When it comes to elections, there are so many words people don’t quite use correctly. I’m not even talking about #fakenews. That’s another story—one worth digging into with all of your curiosity and truth-seeking passion. For now, though, I’m looking at you “few” versus “less,” and there are so many more examples.
- How do you spell it when people “canvas” / “canvass” a neighborhood?
- Or when we count the “amount of” vs. “number of” votes?
Yep, I’ve already covered a number of these, but today let’s look at the words “block” vs. “bloc”—another tricky pair that is muddled all of the time. These are two unique words, folks.
As we take the time to better understand the world around us and participate in making it a better place, it’s time to ensure we get this, among so many other things, right.
- A “bloc” is not a typo. It is a group, often temporary, acting together for a common purpose. Countries can make up a bloc. Legislators can make up a bloc. Voters can too.

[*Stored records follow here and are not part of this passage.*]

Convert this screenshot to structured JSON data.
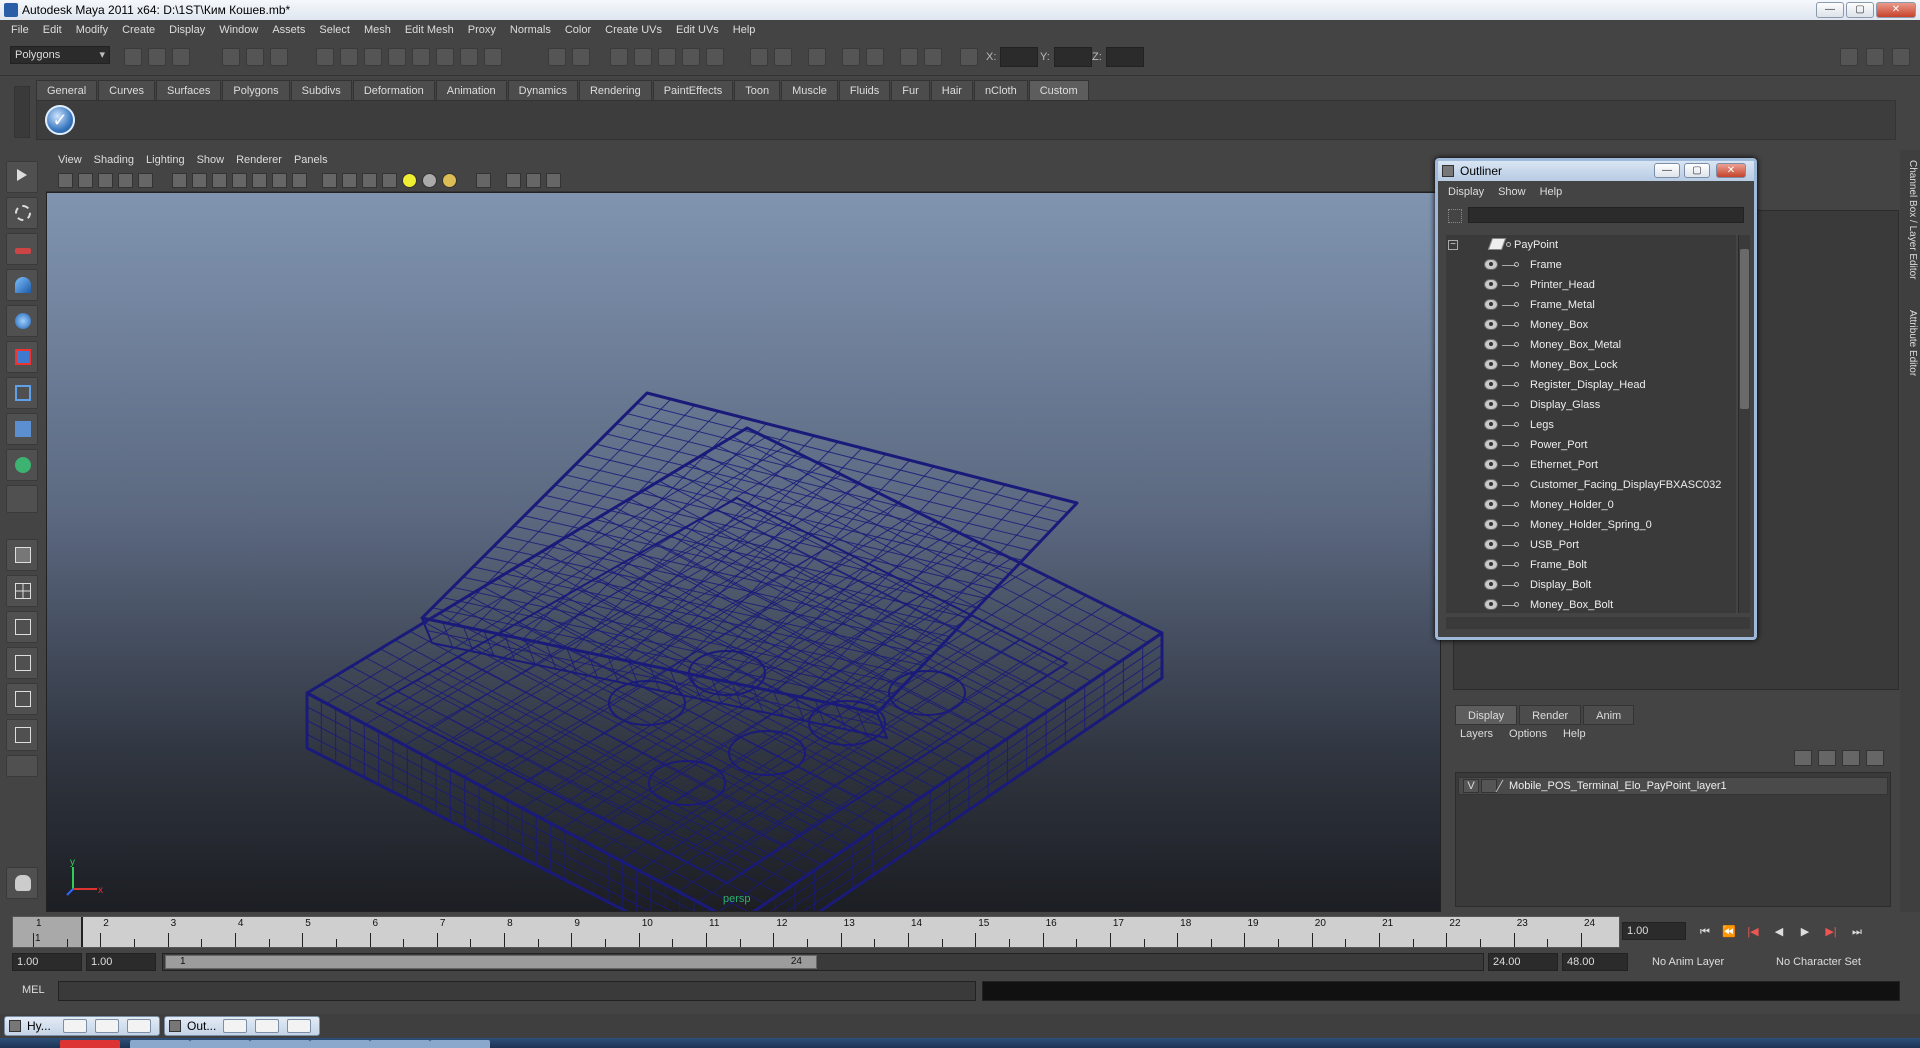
{
  "window": {
    "title": "Autodesk Maya 2011 x64: D:\\1ST\\Ким Кошев.mb*",
    "btn_min": "—",
    "btn_max": "▢",
    "btn_close": "✕"
  },
  "menubar": [
    "File",
    "Edit",
    "Modify",
    "Create",
    "Display",
    "Window",
    "Assets",
    "Select",
    "Mesh",
    "Edit Mesh",
    "Proxy",
    "Normals",
    "Color",
    "Create UVs",
    "Edit UVs",
    "Help"
  ],
  "statusline": {
    "mode": "Polygons",
    "x_label": "X:",
    "y_label": "Y:",
    "z_label": "Z:"
  },
  "shelf": {
    "tabs": [
      "General",
      "Curves",
      "Surfaces",
      "Polygons",
      "Subdivs",
      "Deformation",
      "Animation",
      "Dynamics",
      "Rendering",
      "PaintEffects",
      "Toon",
      "Muscle",
      "Fluids",
      "Fur",
      "Hair",
      "nCloth",
      "Custom"
    ],
    "active_tab": "Custom",
    "icon_glyph": "✓"
  },
  "viewport": {
    "menus": [
      "View",
      "Shading",
      "Lighting",
      "Show",
      "Renderer",
      "Panels"
    ],
    "camera_label": "persp",
    "axis_y": "y",
    "axis_x": "x",
    "wire_color": "#1a1a7a"
  },
  "outliner": {
    "title": "Outliner",
    "menus": [
      "Display",
      "Show",
      "Help"
    ],
    "collapse_glyph": "−",
    "root": "PayPoint",
    "items": [
      "Frame",
      "Printer_Head",
      "Frame_Metal",
      "Money_Box",
      "Money_Box_Metal",
      "Money_Box_Lock",
      "Register_Display_Head",
      "Display_Glass",
      "Legs",
      "Power_Port",
      "Ethernet_Port",
      "Customer_Facing_DisplayFBXASC032",
      "Money_Holder_0",
      "Money_Holder_Spring_0",
      "USB_Port",
      "Frame_Bolt",
      "Display_Bolt",
      "Money_Box_Bolt"
    ],
    "btn_min": "—",
    "btn_max": "▢",
    "btn_close": "✕"
  },
  "layer_editor": {
    "tabs": [
      "Display",
      "Render",
      "Anim"
    ],
    "active_tab": "Display",
    "menus": [
      "Layers",
      "Options",
      "Help"
    ],
    "layer_visible": "V",
    "layer_name": "Mobile_POS_Terminal_Elo_PayPoint_layer1"
  },
  "side_tabs": {
    "channel_box": "Channel Box / Layer Editor",
    "attribute_editor": "Attribute Editor"
  },
  "timeslider": {
    "ticks": [
      "1",
      "2",
      "3",
      "4",
      "5",
      "6",
      "7",
      "8",
      "9",
      "10",
      "11",
      "12",
      "13",
      "14",
      "15",
      "16",
      "17",
      "18",
      "19",
      "20",
      "21",
      "22",
      "23",
      "24"
    ],
    "current_frame": "1",
    "current_time_field": "1.00",
    "playback": {
      "go_start": "⏮",
      "step_back_key": "⏪",
      "step_back": "|◀",
      "play_back": "◀",
      "play_fwd": "▶",
      "step_fwd": "▶|",
      "go_end": "⏭"
    }
  },
  "range": {
    "start_time": "1.00",
    "playback_start": "1.00",
    "thumb_start": "1",
    "thumb_end": "24",
    "playback_end": "24.00",
    "end_time": "48.00",
    "anim_layer": "No Anim Layer",
    "character_set": "No Character Set"
  },
  "command": {
    "label": "MEL"
  },
  "minimized": [
    {
      "label": "Hy..."
    },
    {
      "label": "Out..."
    }
  ]
}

- A “block” has multiple definitions. It is an obstacle, a solid rectangular piece of wood or another building material, or a rectangular section of a city or town surrounded on all sides by interconnected streets. These definitions seem to go on and on, but the one thing a “block” isn’t is that group acting together for a common purpose. If you’re seeing it used in that way, my friends, what you’re looking at is a typo.
When it comes to the history of these words, it won’t help much when it comes to telling them apart. Why? Because they both derive from the same French word, bloc. The difference is when they came into the English language. “Block” came into English in the 1400s, while “bloc” came centuries later in the early 1900s. And their meanings have always been unique.
Confused? Don’t be. “Block” is misused all of the time, when “bloc” is what a writer truly intends. These writers just frequently don’t know the difference. But ignorance isn’t bliss. It’s just messy. We can do better, and that’s what we’re out to do, right? Is there a bloc for that? Let’s make that happen.
Bonus writing tip: For those overly reliant on spellcheck, have confidence if you use the phrase “en bloc,” meaning “as a whole.” Just like usages of “en masse,” a phrase that shares nearly the same meaning, spellcheck will tell you it’s wrong every time, but sometimes a dignified turn of phrase not only elevates your communication, but it also makes you savvier than your software. Go, you.
You can block someone on social media, or you can be a force in a bloc setting out to collaborate, cooperate, and create a better world for us all. We have many options these days. Have at it, folks. Starting with your word choice is always a smart bet.